Just a song for the day.
The trail wasn’t hard to find. If anything, the climb back up the hill caused more effort; at least physically. Daniel stared at the gaping hole of broken branches and flattened earth before him. It was if a road to hell had been paved specifically just for him and that certain death waited at its end. Shivering in the cold rain, Daniel hesitated. A flash of light, followed closely by the clap of thunder, forced his decision. Daniel hurried into the false shelter of the forest canopy.
“What are you doing?” A voice whispered inside his head.
Daniel ignored it as he trudged his way forward.
“It’s just the mail.” The voice continued.
“It’s my job.” Daniel said aloud.
“Your job?” Taunted the voice inside. “You saw the telegraph poles being installed along the trail. Your job won’t be here for long. Maybe six months, if that.”

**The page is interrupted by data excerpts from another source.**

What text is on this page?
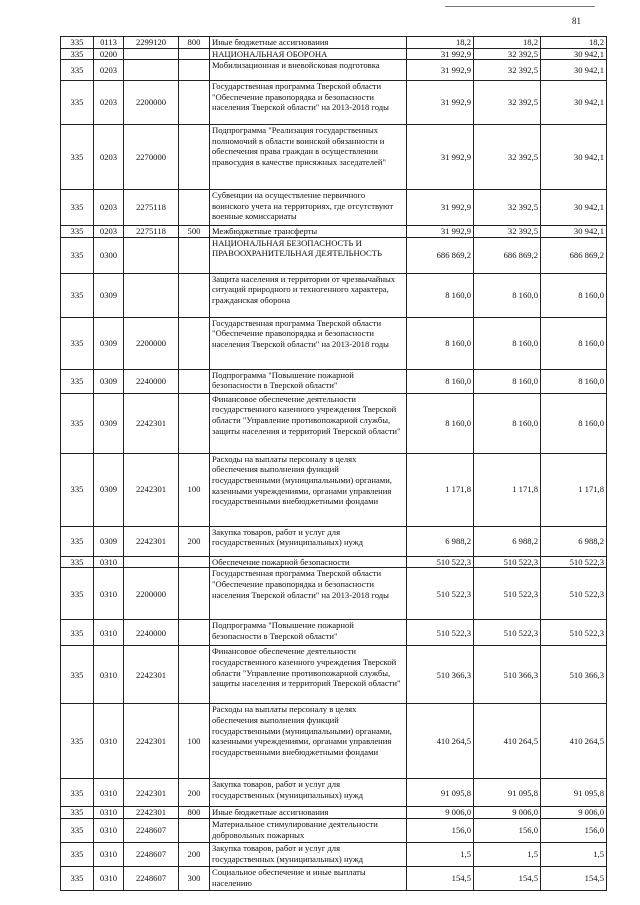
81
335	0113	2299120	800	Иные бюджетные ассигнования	18,2	18,2	18,2
335	0200			НАЦИОНАЛЬНАЯ ОБОРОНА	31 992,9	32 392,5	30 942,1
335	0203			Мобилизационная и вневойсковая подготовка	31 992,9	32 392,5	30 942,1
335	0203	2200000		Государственная программа Тверской области "Обеспечение правопорядка и безопасности населения Тверской области" на 2013-2018 годы	31 992,9	32 392,5	30 942,1
335	0203	2270000		Подпрограмма "Реализация государственных полномочий в области воинской обязанности и обеспечения права граждан в осуществлении правосудия в качестве присяжных заседателей"	31 992,9	32 392,5	30 942,1
335	0203	2275118		Субвенции на осуществление первичного воинского учета на территориях, где отсутствуют военные комиссариаты	31 992,9	32 392,5	30 942,1
335	0203	2275118	500	Межбюджетные трансферты	31 992,9	32 392,5	30 942,1
335	0300			НАЦИОНАЛЬНАЯ БЕЗОПАСНОСТЬ И ПРАВООХРАНИТЕЛЬНАЯ ДЕЯТЕЛЬНОСТЬ	686 869,2	686 869,2	686 869,2
335	0309			Защита населения и территории от чрезвычайных ситуаций природного и техногенного характера, гражданская оборона	8 160,0	8 160,0	8 160,0
335	0309	2200000		Государственная программа Тверской области "Обеспечение правопорядка и безопасности населения Тверской области" на 2013-2018 годы	8 160,0	8 160,0	8 160,0
335	0309	2240000		Подпрограмма "Повышение пожарной безопасности в Тверской области"	8 160,0	8 160,0	8 160,0
335	0309	2242301		Финансовое обеспечение деятельности государственного казенного учреждения Тверской области "Управление противопожарной службы, защиты населения и территорий Тверской области"	8 160,0	8 160,0	8 160,0
335	0309	2242301	100	Расходы на выплаты персоналу в целях обеспечения выполнения функций государственными (муниципальными) органами, казенными учреждениями, органами управления государственными внебюджетными фондами	1 171,8	1 171,8	1 171,8
335	0309	2242301	200	Закупка товаров, работ и услуг для государственных (муниципальных) нужд	6 988,2	6 988,2	6 988,2
335	0310			Обеспечение пожарной безопасности	510 522,3	510 522,3	510 522,3
335	0310	2200000		Государственная программа Тверской области "Обеспечение правопорядка и безопасности населения Тверской области" на 2013-2018 годы	510 522,3	510 522,3	510 522,3
335	0310	2240000		Подпрограмма "Повышение пожарной безопасности в Тверской области"	510 522,3	510 522,3	510 522,3
335	0310	2242301		Финансовое обеспечение деятельности государственного казенного учреждения Тверской области "Управление противопожарной службы, защиты населения и территорий Тверской области"	510 366,3	510 366,3	510 366,3
335	0310	2242301	100	Расходы на выплаты персоналу в целях обеспечения выполнения функций государственными (муниципальными) органами, казенными учреждениями, органами управления государственными внебюджетными фондами	410 264,5	410 264,5	410 264,5
335	0310	2242301	200	Закупка товаров, работ и услуг для государственных (муниципальных) нужд	91 095,8	91 095,8	91 095,8
335	0310	2242301	800	Иные бюджетные ассигнования	9 006,0	9 006,0	9 006,0
335	0310	2248607		Материальное стимулирование деятельности добровольных пожарных	156,0	156,0	156,0
335	0310	2248607	200	Закупка товаров, работ и услуг для государственных (муниципальных) нужд	1,5	1,5	1,5
335	0310	2248607	300	Социальное обеспечение и иные выплаты населению	154,5	154,5	154,5
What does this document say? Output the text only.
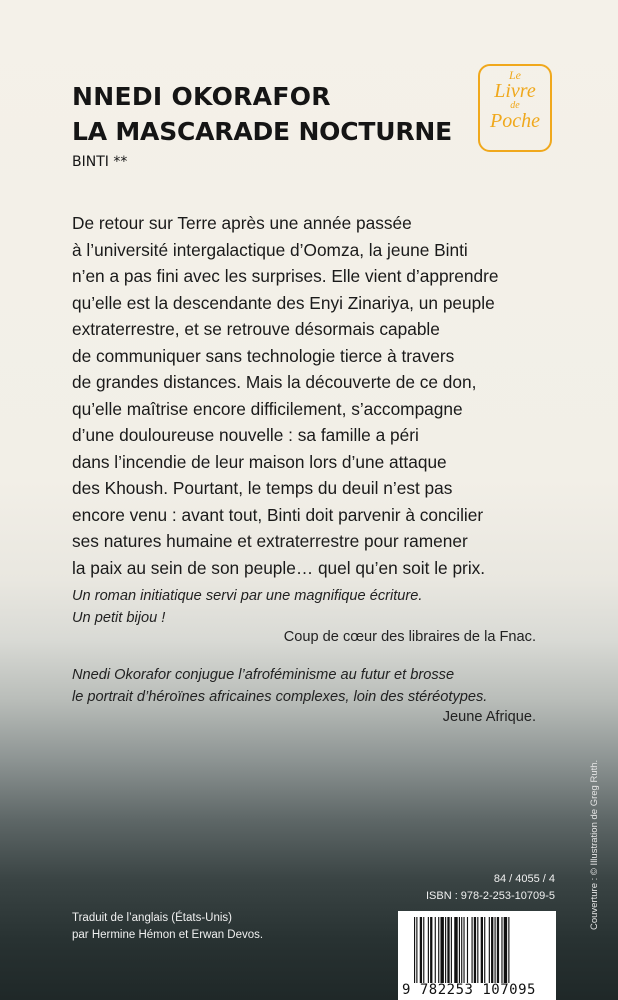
NNEDI OKORAFOR
LA MASCARADE NOCTURNE
BINTI **
Le
Livre
de
Poche
De retour sur Terre après une année passée
à l’université intergalactique d’Oomza, la jeune Binti
n’en a pas fini avec les surprises. Elle vient d’apprendre
qu’elle est la descendante des Enyi Zinariya, un peuple
extraterrestre, et se retrouve désormais capable
de communiquer sans technologie tierce à travers
de grandes distances. Mais la découverte de ce don,
qu’elle maîtrise encore difficilement, s’accompagne
d’une douloureuse nouvelle : sa famille a péri
dans l’incendie de leur maison lors d’une attaque
des Khoush. Pourtant, le temps du deuil n’est pas
encore venu : avant tout, Binti doit parvenir à concilier
ses natures humaine et extraterrestre pour ramener
la paix au sein de son peuple… quel qu’en soit le prix.
Un roman initiatique servi par une magnifique écriture.
Un petit bijou !
Coup de cœur des libraires de la Fnac.
Nnedi Okorafor conjugue l’afroféminisme au futur et brosse
le portrait d’héroïnes africaines complexes, loin des stéréotypes.
Jeune Afrique.
Couverture : © Illustration de Greg Ruth.
84 / 4055 / 4
ISBN : 978-2-253-10709-5
Traduit de l’anglais (États-Unis)
par Hermine Hémon et Erwan Devos.
9 782253 107095
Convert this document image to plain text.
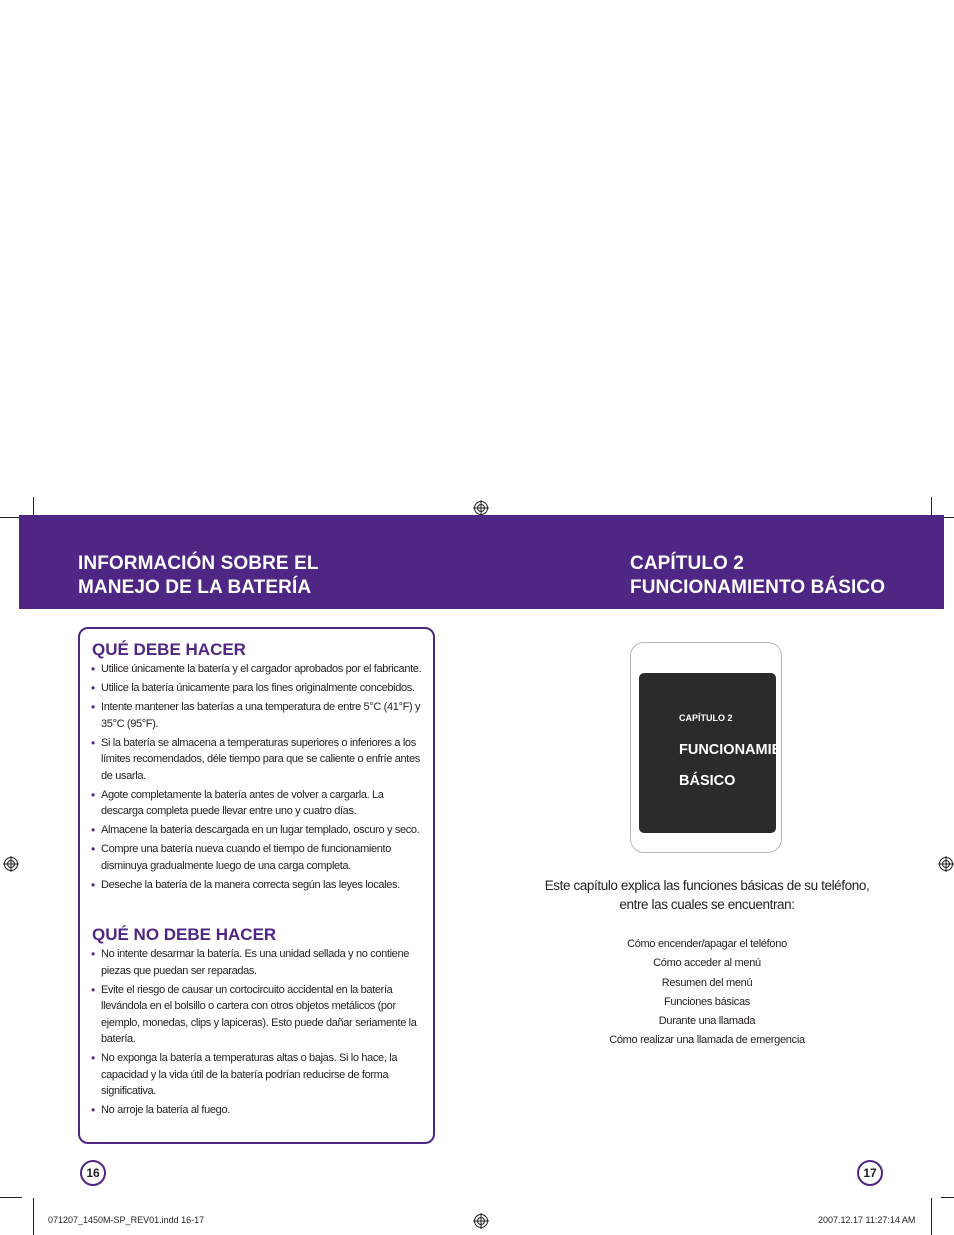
INFORMACIÓN SOBRE EL
MANEJO DE LA BATERÍA
CAPÍTULO 2
FUNCIONAMIENTO BÁSICO
QUÉ DEBE HACER
• Utilice únicamente la batería y el cargador aprobados por el fabricante.
• Utilice la batería únicamente para los fines originalmente concebidos.
• Intente mantener las baterías a una temperatura de entre 5°C (41°F) y 35°C (95°F).
• Si la batería se almacena a temperaturas superiores o inferiores a los límites recomendados, déle tiempo para que se caliente o enfríe antes de usarla.
• Agote completamente la batería antes de volver a cargarla. La descarga completa puede llevar entre uno y cuatro días.
• Almacene la batería descargada en un lugar templado, oscuro y seco.
• Compre una batería nueva cuando el tiempo de funcionamiento disminuya gradualmente luego de una carga completa.
• Deseche la batería de la manera correcta según las leyes locales.
QUÉ NO DEBE HACER
• No intente desarmar la batería. Es una unidad sellada y no contiene piezas que puedan ser reparadas.
• Evite el riesgo de causar un cortocircuito accidental en la batería llevándola en el bolsillo o cartera con otros objetos metálicos (por ejemplo, monedas, clips y lapiceras). Esto puede dañar seriamente la batería.
• No exponga la batería a temperaturas altas o bajas. Si lo hace, la capacidad y la vida útil de la batería podrían reducirse de forma significativa.
• No arroje la batería al fuego.
CAPÍTULO 2
FUNCIONAMIENTO
BÁSICO
Este capítulo explica las funciones básicas de su teléfono,
entre las cuales se encuentran:
Cómo encender/apagar el teléfono
Cómo acceder al menú
Resumen del menú
Funciones básicas
Durante una llamada
Cómo realizar una llamada de emergencia
16	17
071207_1450M-SP_REV01.indd 16-17	2007.12.17 11:27:14 AM
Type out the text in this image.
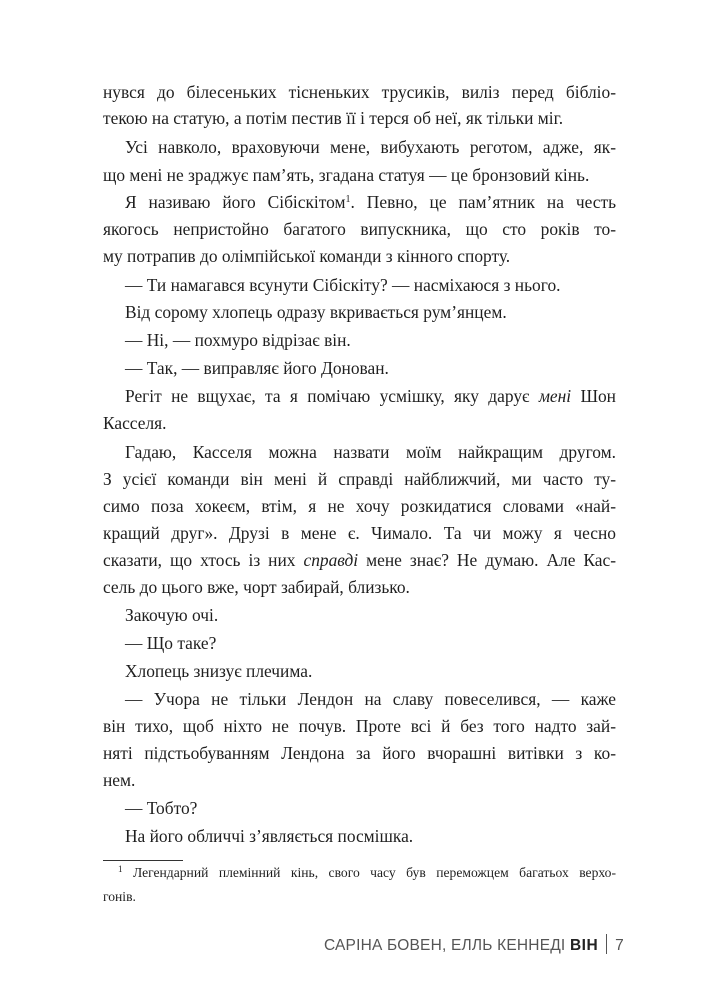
нувся до білесеньких тісненьких трусиків, виліз перед бібліо-
текою на статую, а потім пестив її і терся об неї, як тільки міг.
Усі навколо, враховуючи мене, вибухають реготом, адже, як-
що мені не зраджує пам’ять, згадана статуя — це бронзовий кінь.
Я називаю його Сібіскітом$^1$. Певно, це пам’ятник на честь
якогось непристойно багатого випускника, що сто років то-
му потрапив до олімпійської команди з кінного спорту.
— Ти намагався всунути Сібіскіту? — насміхаюся з нього.
Від сорому хлопець одразу вкривається рум’янцем.
— Ні, — похмуро відрізає він.
— Так, — виправляє його Донован.
Регіт не вщухає, та я помічаю усмішку, яку дарує мені Шон
Касселя.
Гадаю, Касселя можна назвати моїм найкращим другом.
З усієї команди він мені й справді найближчий, ми часто ту-
симо поза хокеєм, втім, я не хочу розкидатися словами «най-
кращий друг». Друзі в мене є. Чимало. Та чи можу я чесно
сказати, що хтось із них справді мене знає? Не думаю. Але Кас-
сель до цього вже, чорт забирай, близько.
Закочую очі.
— Що таке?
Хлопець знизує плечима.
— Учора не тільки Лендон на славу повеселився, — каже
він тихо, щоб ніхто не почув. Проте всі й без того надто зай-
няті підстьобуванням Лендона за його вчорашні витівки з ко-
нем.
— Тобто?
На його обличчі з’являється посмішка.
$^1$ Легендарний племінний кінь, свого часу був переможцем багатьох верхо-
гонів.
САРІНА БОВЕН, ЕЛЛЬ КЕННЕДІ ВІН 7
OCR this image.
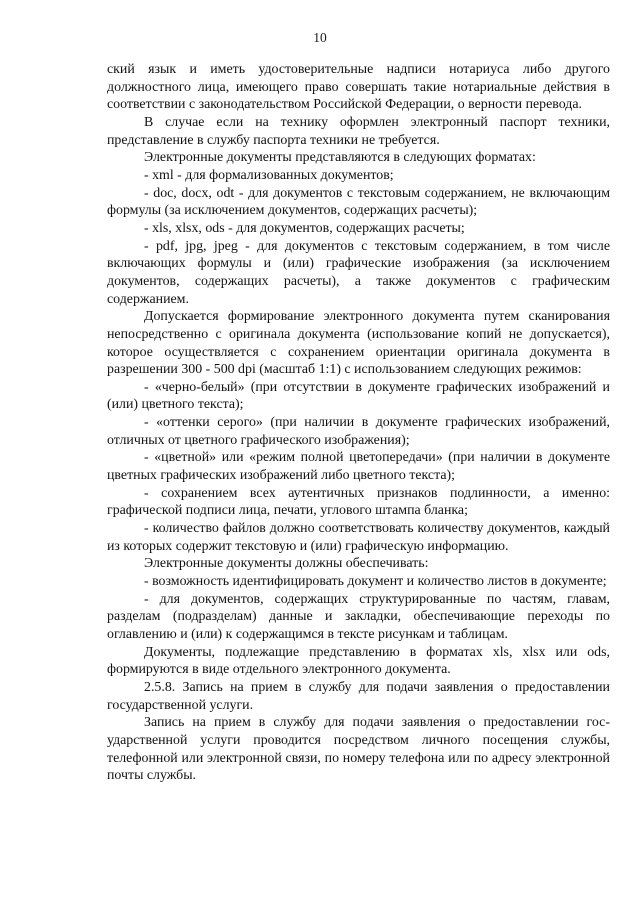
10

ский язык и иметь удостоверительные надписи нотариуса либо другого должностного лица, имеющего право совершать такие нотариальные действия в соответствии с законодательством Российской Федерации, о верности перевода.

В случае если на технику оформлен электронный паспорт техники, представление в службу паспорта техники не требуется.

Электронные документы представляются в следующих форматах:

- xml - для формализованных документов;

- doc, docx, odt - для документов с текстовым содержанием, не включающим формулы (за исключением документов, содержащих расчеты);

- xls, xlsx, ods - для документов, содержащих расчеты;

- pdf, jpg, jpeg - для документов с текстовым содержанием, в том числе включающих формулы и (или) графические изображения (за исключением документов, содержащих расчеты), а также документов с графическим содержанием.

Допускается формирование электронного документа путем сканирования непосредственно с оригинала документа (использование копий не допускается), которое осуществляется с сохранением ориентации оригинала документа в разрешении 300 - 500 dpi (масштаб 1:1) с использованием следующих режимов:

- «черно-белый» (при отсутствии в документе графических изображений и (или) цветного текста);

- «оттенки серого» (при наличии в документе графических изображений, отличных от цветного графического изображения);

- «цветной» или «режим полной цветопередачи» (при наличии в документе цветных графических изображений либо цветного текста);

- сохранением всех аутентичных признаков подлинности, а именно: графической подписи лица, печати, углового штампа бланка;

- количество файлов должно соответствовать количеству документов, каждый из которых содержит текстовую и (или) графическую информацию.

Электронные документы должны обеспечивать:

- возможность идентифицировать документ и количество листов в документе;

- для документов, содержащих структурированные по частям, главам, разделам (подразделам) данные и закладки, обеспечивающие переходы по оглавлению и (или) к содержащимся в тексте рисункам и таблицам.

Документы, подлежащие представлению в форматах xls, xlsx или ods, формируются в виде отдельного электронного документа.

2.5.8. Запись на прием в службу для подачи заявления о предоставлении государственной услуги.

Запись на прием в службу для подачи заявления о предоставлении государственной услуги проводится посредством личного посещения службы, телефонной или электронной связи, по номеру телефона или по адресу электронной почты службы.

Daniel’s foot slipped on a loose rock.
“Damn it!” He cursed aloud.
“Why go on?” The voice continued. “There’s nothing there. You know the bear ate all the mail.”
“No I don’t.” Daniel argued. “It’s my responsibility.”
The branches grew lower as the path broke left and up the hillside. Soft muddy soil slowly gave way to hard rocky ground.
The voice seemed to grow louder. “Your responsibility? You’re supposed to deliver the mail, not die for it.”
“There are important documents in there.” Daniel thought.
“Sure there are.” Said the voice. “Love letters from politicians to their mistresses no doubt.”
Daniel grabbed a broken sapling trunk for support as he climbed higher. “No. There are contracts, payments, and deeds that need to be delivered. People’s homesteads are at stake.”
Lightning flashed to reveal a cave roughly fifty yards away. The drag trail of the horse’s body led right to it. Daniel stood there and stared at the inky black abyss.
“Looks like you’re about to find out.” The voice teased.
Lightning lit up the sky followed by a loud clap of thunder. Daniel’s steed bucked in response.
“Easy! Easy.” Daniel soothed, trying to calm the beast. “Just some noise. Ain’t nothin’ to be scared of.”
Steady streams of water flowed down the muddy hillside in miniature rivers as they struggled against the flow. A second flash lit up the sky.
“Oh yeah. We are right in the heart of it!”
Thunder roared so closely that the ground shook. Daniel flew through the air as he felt the horse buck him off.
“God damn it!” He yelled picking himself out of the muddy trail.
A piercing cry grabbed his attention. Daniel’s eyes mirrored the horror of his horses as his mind relayed the true event.
His horse cried out again in a mix of pain and primal fear as it was dragged violently on its side.
“No!” Daniel screamed while yanking his Colt from its holster; firing three shots in rapid succession.
A roar from behind the horse echoed the roar of the shots as a large paw clawed across Daniel’s shoulder and chest. The force of the impact knocked him down the hill.
Daniel lay against the trunk of a large Pine, clutching at his shoulder as he heard his horses last muffled cry off in the distance. The pain held him hostage and he sat there as the rain pelted him mercilessly. Slowly, his mind and body reconnected. The feeling of hot lava ran down his shoulder as his blood mixed with the mud on the ground. Daniel’s good arm shook rapidly as he assessed the damage.
Five cuts dug deep into his shoulder, scraped his collar bone before continuing their journey diagonally across his chest fading to an end just above his belly.
With shallow breaths, Daniel struggled to take off the scraps of cloth that was his coat and shirt. Useless and heavy, he let the coat fall to the ground. His hand shook rapidly as unbuttoned the few buttons on his shirt. He screamed in agony as his body twisted while trying to take off the shirt. Failing at the effort, Daniel took out his knife and tore at the fabric until his injuries were free and exposed. Using his knees and teeth, he cut the fabric into smaller pieces and let the rain wash over them. He then bound his wounds as best as he could before trussing his left arm up with a mix of ticks and cloth. Daniel cried out again as he slid his arm into the sling. Sweating from the effort, he paused for a moment then struggled to his feet on wobbly legs. Slowly Daniel made his way back to where he last saw his horse. Nothing was left but a large mark where the bear had dragged the body away. Daniel walked around the area, looking at the muddy ground. After what seemed an eternity, he stopped near a large puddle. He dug his hand into the soft mud and pulled out his revolver. Wet and filthy, he pulled the hammer back until he heard two clicks. Spinning the cylinder, he counted the primer caps. One. Two. Three. Three rounds were left. His reloading powder was gone and the powder in the gun was questionable at best. Silently, Daniel set the gun back into its holster.
There was nothing for it. Daniel looked up at the sky and with a deep breath; he started his walk down the drag. He had to find his horse, or what was left of it.